Death is full of profoundly mundane tasks, including going through a departed loved one’s belongings and deciding what to do with them, or setting up an online memorial. Handling items like clothing, coffee mugs, and jewelry can bring back loving memories of your departed loved one. Other tasks like sorting through paperwork can also be challenging and potentially tedious. If you’ve procrastinated and don’t know where to start with your loved one’s belongings, that’s normal. It’s almost inevitable that handling the clutter left behind after a loved one passes will bring up many emotions. Grief is a confounding animal and can affect us physically, so it's likely that you’ve not had the energy after experiencing a loss. Understanding the link between clutter and death and asking for help are just two ways to help yourself handle the clutter your loved one left behind.
What is the Link Between Clutter and Death?
Your love and affection for the person who passed may be reflected as a sentimental attachment to their belongings. This is very common. You might feel like some morbid archeologist as you sort through laundry, papers, and mail. Then there will be the items that deeply remind you of your loved one, like their collection of ceramic birds or prized fishing rods. Giving things away or donating them might feel like another small death. So, it’s essential that you wait until you are ready before going through your loved one’s belongings.
However, it’s also important not to wait too long. Living amongst your loved one’s belongings can become a weight of negative memories, especially if you cared for them in your home before they passed—many reports feeling like a weight has lifted from their shoulders after handling their loved one’s clutter. The state of your home dramatically impacts your overall well-being, especially your mental health. Keeping some curated items that help you remember your loved one is good. But, too much death clutter can amplify grief unnecessarily and keep you from processing your grief fully.

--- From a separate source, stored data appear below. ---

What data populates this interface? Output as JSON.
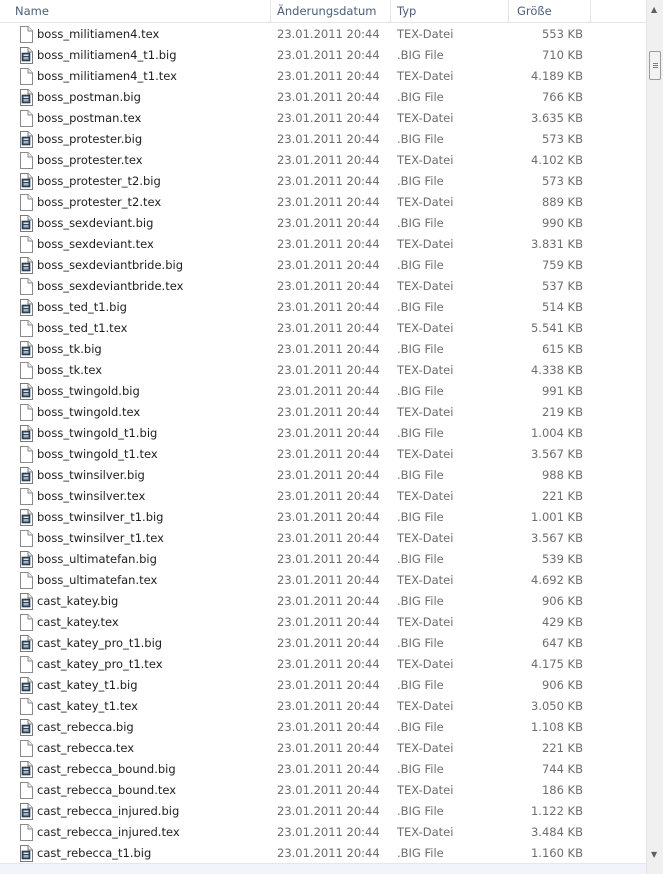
{
  "columns": {
    "name": "Name",
    "modified": "Änderungsdatum",
    "type": "Typ",
    "size": "Größe"
  },
  "sort_indicator": "^",
  "scrollbar": {
    "up_arrow": "▲",
    "down_arrow": "▼"
  },
  "files": [
    {
      "name": "boss_militiamen4.tex",
      "modified": "23.01.2011 20:44",
      "type": "TEX-Datei",
      "size": "553 KB",
      "icon": "blank-file-icon"
    },
    {
      "name": "boss_militiamen4_t1.big",
      "modified": "23.01.2011 20:44",
      "type": ".BIG File",
      "size": "710 KB",
      "icon": "big-file-icon"
    },
    {
      "name": "boss_militiamen4_t1.tex",
      "modified": "23.01.2011 20:44",
      "type": "TEX-Datei",
      "size": "4.189 KB",
      "icon": "blank-file-icon"
    },
    {
      "name": "boss_postman.big",
      "modified": "23.01.2011 20:44",
      "type": ".BIG File",
      "size": "766 KB",
      "icon": "big-file-icon"
    },
    {
      "name": "boss_postman.tex",
      "modified": "23.01.2011 20:44",
      "type": "TEX-Datei",
      "size": "3.635 KB",
      "icon": "blank-file-icon"
    },
    {
      "name": "boss_protester.big",
      "modified": "23.01.2011 20:44",
      "type": ".BIG File",
      "size": "573 KB",
      "icon": "big-file-icon"
    },
    {
      "name": "boss_protester.tex",
      "modified": "23.01.2011 20:44",
      "type": "TEX-Datei",
      "size": "4.102 KB",
      "icon": "blank-file-icon"
    },
    {
      "name": "boss_protester_t2.big",
      "modified": "23.01.2011 20:44",
      "type": ".BIG File",
      "size": "573 KB",
      "icon": "big-file-icon"
    },
    {
      "name": "boss_protester_t2.tex",
      "modified": "23.01.2011 20:44",
      "type": "TEX-Datei",
      "size": "889 KB",
      "icon": "blank-file-icon"
    },
    {
      "name": "boss_sexdeviant.big",
      "modified": "23.01.2011 20:44",
      "type": ".BIG File",
      "size": "990 KB",
      "icon": "big-file-icon"
    },
    {
      "name": "boss_sexdeviant.tex",
      "modified": "23.01.2011 20:44",
      "type": "TEX-Datei",
      "size": "3.831 KB",
      "icon": "blank-file-icon"
    },
    {
      "name": "boss_sexdeviantbride.big",
      "modified": "23.01.2011 20:44",
      "type": ".BIG File",
      "size": "759 KB",
      "icon": "big-file-icon"
    },
    {
      "name": "boss_sexdeviantbride.tex",
      "modified": "23.01.2011 20:44",
      "type": "TEX-Datei",
      "size": "537 KB",
      "icon": "blank-file-icon"
    },
    {
      "name": "boss_ted_t1.big",
      "modified": "23.01.2011 20:44",
      "type": ".BIG File",
      "size": "514 KB",
      "icon": "big-file-icon"
    },
    {
      "name": "boss_ted_t1.tex",
      "modified": "23.01.2011 20:44",
      "type": "TEX-Datei",
      "size": "5.541 KB",
      "icon": "blank-file-icon"
    },
    {
      "name": "boss_tk.big",
      "modified": "23.01.2011 20:44",
      "type": ".BIG File",
      "size": "615 KB",
      "icon": "big-file-icon"
    },
    {
      "name": "boss_tk.tex",
      "modified": "23.01.2011 20:44",
      "type": "TEX-Datei",
      "size": "4.338 KB",
      "icon": "blank-file-icon"
    },
    {
      "name": "boss_twingold.big",
      "modified": "23.01.2011 20:44",
      "type": ".BIG File",
      "size": "991 KB",
      "icon": "big-file-icon"
    },
    {
      "name": "boss_twingold.tex",
      "modified": "23.01.2011 20:44",
      "type": "TEX-Datei",
      "size": "219 KB",
      "icon": "blank-file-icon"
    },
    {
      "name": "boss_twingold_t1.big",
      "modified": "23.01.2011 20:44",
      "type": ".BIG File",
      "size": "1.004 KB",
      "icon": "big-file-icon"
    },
    {
      "name": "boss_twingold_t1.tex",
      "modified": "23.01.2011 20:44",
      "type": "TEX-Datei",
      "size": "3.567 KB",
      "icon": "blank-file-icon"
    },
    {
      "name": "boss_twinsilver.big",
      "modified": "23.01.2011 20:44",
      "type": ".BIG File",
      "size": "988 KB",
      "icon": "big-file-icon"
    },
    {
      "name": "boss_twinsilver.tex",
      "modified": "23.01.2011 20:44",
      "type": "TEX-Datei",
      "size": "221 KB",
      "icon": "blank-file-icon"
    },
    {
      "name": "boss_twinsilver_t1.big",
      "modified": "23.01.2011 20:44",
      "type": ".BIG File",
      "size": "1.001 KB",
      "icon": "big-file-icon"
    },
    {
      "name": "boss_twinsilver_t1.tex",
      "modified": "23.01.2011 20:44",
      "type": "TEX-Datei",
      "size": "3.567 KB",
      "icon": "blank-file-icon"
    },
    {
      "name": "boss_ultimatefan.big",
      "modified": "23.01.2011 20:44",
      "type": ".BIG File",
      "size": "539 KB",
      "icon": "big-file-icon"
    },
    {
      "name": "boss_ultimatefan.tex",
      "modified": "23.01.2011 20:44",
      "type": "TEX-Datei",
      "size": "4.692 KB",
      "icon": "blank-file-icon"
    },
    {
      "name": "cast_katey.big",
      "modified": "23.01.2011 20:44",
      "type": ".BIG File",
      "size": "906 KB",
      "icon": "big-file-icon"
    },
    {
      "name": "cast_katey.tex",
      "modified": "23.01.2011 20:44",
      "type": "TEX-Datei",
      "size": "429 KB",
      "icon": "blank-file-icon"
    },
    {
      "name": "cast_katey_pro_t1.big",
      "modified": "23.01.2011 20:44",
      "type": ".BIG File",
      "size": "647 KB",
      "icon": "big-file-icon"
    },
    {
      "name": "cast_katey_pro_t1.tex",
      "modified": "23.01.2011 20:44",
      "type": "TEX-Datei",
      "size": "4.175 KB",
      "icon": "blank-file-icon"
    },
    {
      "name": "cast_katey_t1.big",
      "modified": "23.01.2011 20:44",
      "type": ".BIG File",
      "size": "906 KB",
      "icon": "big-file-icon"
    },
    {
      "name": "cast_katey_t1.tex",
      "modified": "23.01.2011 20:44",
      "type": "TEX-Datei",
      "size": "3.050 KB",
      "icon": "blank-file-icon"
    },
    {
      "name": "cast_rebecca.big",
      "modified": "23.01.2011 20:44",
      "type": ".BIG File",
      "size": "1.108 KB",
      "icon": "big-file-icon"
    },
    {
      "name": "cast_rebecca.tex",
      "modified": "23.01.2011 20:44",
      "type": "TEX-Datei",
      "size": "221 KB",
      "icon": "blank-file-icon"
    },
    {
      "name": "cast_rebecca_bound.big",
      "modified": "23.01.2011 20:44",
      "type": ".BIG File",
      "size": "744 KB",
      "icon": "big-file-icon"
    },
    {
      "name": "cast_rebecca_bound.tex",
      "modified": "23.01.2011 20:44",
      "type": "TEX-Datei",
      "size": "186 KB",
      "icon": "blank-file-icon"
    },
    {
      "name": "cast_rebecca_injured.big",
      "modified": "23.01.2011 20:44",
      "type": ".BIG File",
      "size": "1.122 KB",
      "icon": "big-file-icon"
    },
    {
      "name": "cast_rebecca_injured.tex",
      "modified": "23.01.2011 20:44",
      "type": "TEX-Datei",
      "size": "3.484 KB",
      "icon": "blank-file-icon"
    },
    {
      "name": "cast_rebecca_t1.big",
      "modified": "23.01.2011 20:44",
      "type": ".BIG File",
      "size": "1.160 KB",
      "icon": "big-file-icon"
    }
  ]
}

When to Declutter After a Loss
Finding the balance between taking the time you need before dealing with your deceased’s belongings and harmful procrastination will be different for everyone. Grief and our journey through it are unique. Going too fast with a clutter purge could result in deep regret over lost items. But, if you wait too long, death clutter can negatively impact your quality of life or mental health. Take deep breaths, consider the tips below and try using time containers if handing your loved one’s belongings feels too overwhelming. You can start knowing that you can stop as soon as the timer goes off.
Tips for “Death Cleaning”: Dealing with Clutter and Grief
Ask for help
No matter how prepared you are, going through your loved one’s belongings will likely bring up many emotions. You’ll be reminded of the good times you had with your loved one, which may simultaneously bring joy and grief. Having a good friend close by (whether in person or over the phone) can support you in your emotions while also being a sounding board for what to keep or donate.
Gift belongings to loved ones
Another tip is to invite the other people who love your loved one to choose belongings that remind them of the beautiful person your loved one was. Make sure you take essential items off the table or that they check with you before taking something. This is a loving way to remove death with clutter grief memories from your home in a meaningful way. You’ll be comforted knowing that their best friend is using their coffee mug or wearing a special pair of earrings.
Consolidate and take photos
A valuable piece of advice is to take pictures of sentimental items that you won’t be keeping or keeping all of them. This is a good tip for a departed loved one with an extensive collection of objects. Select one or two items to save and take pictures of the rest before donating, selling, or offering to friends.
Consolidation is critical in the search for balance between keeping what you need to remember your loved one and not harming yourself with sentimental clutter. If you can’t bear to choose only one or two of a dozen mugs your loved one had, donate or give away the ones you don’t like and push a more thorough consolidation down the road.
A common practice for handling death cleaning with clutter grief is repurposing items your loved one owned into something useful. One popular option is turning clothing into a quilt, blanket, or pillow. Crafters say it’s an easy project for those who like to craft, or you can pay someone to do this for you. If you want to make it yourself, it may be a valuable exercise to soothe your grief to repurpose your loved one’s belongings into useful items. This allows you to keep more of their belongings close by in a positive fashion.
Donation is a beautiful way to give your loved one’s belongings a new life. It can help ease any guilt you might feel giving away your loved one’s possessions. Choosing a charity that your loved one was passionate about, such as a veteran’s organization or one that helps people find work clothing, will make this donation more meaningful. Knowing that something your loved one owned is now out in the world doing good can be helpful during this death cleaning reckoning with clutter grief process.